The third-generation aromatase inhibitors (AIs), letrozole, anastrozole and exemestane, are now widely accepted as optimal adjuvant treatment for postmenopausal women with early breast cancer. This means that individual patients will be exposed to these agents for longer durations, making it increasingly important to establish their long-term safety.

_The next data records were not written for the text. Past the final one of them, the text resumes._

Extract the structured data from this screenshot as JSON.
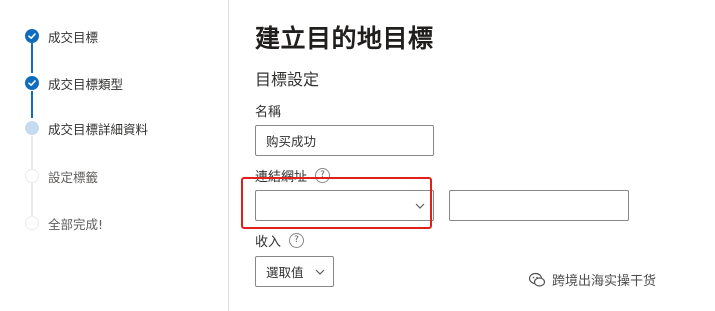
{
  "steps": [
    {
      "label": "成交目標",
      "state": "done"
    },
    {
      "label": "成交目標類型",
      "state": "done"
    },
    {
      "label": "成交目標詳細資料",
      "state": "current"
    },
    {
      "label": "設定標籤",
      "state": "pending"
    },
    {
      "label": "全部完成!",
      "state": "pending"
    }
  ],
  "main": {
    "title": "建立目的地目標",
    "section": "目標設定",
    "name_label": "名稱",
    "name_value": "购买成功",
    "url_label": "連結網址",
    "url_value": "",
    "income_label": "收入",
    "income_select": "選取值",
    "help_glyph": "?"
  },
  "watermark": {
    "text": "跨境出海实操干货"
  },
  "colors": {
    "accent": "#0f6cbd",
    "highlight": "#e0211b"
  }
}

This review focused on the effects of AIs on bone metabolism, lipid profile, and CVD. Despite the lack of comparative studies, current data suggest that all the third generation AIs may have adverse effects on bone, with reduction in BMD and an increase in the rate of bone fractures. However, aromatase inhibitor-associated bone loss may represent a preventable and curable condition, and a treatment with antiresorptive agents, such as bisphosphonates, should be considered in high risk women. With respect to tamoxifen AIs present lower thrombotic risk but a less favorable impact on lipid profile. However, the true impact on CVD of the long-term use of AIs still remains to be clarified. Even though experimental and clinical data suggest that different AIs may have a different impact on fracture and cardiovascular risk, at present, no consensus exists as to whether the best AI for individual patients could be chosen.

To sum up, as a general guideline, it may be recommended that patients undergo BMD and lipid profile evaluation before and during adjuvant therapy with AIs, maintain a correct lifestyle with a healthy diet and regular exercise, and assume medications useful for managing pre-existing osteoporosis and hypercholesterolemia.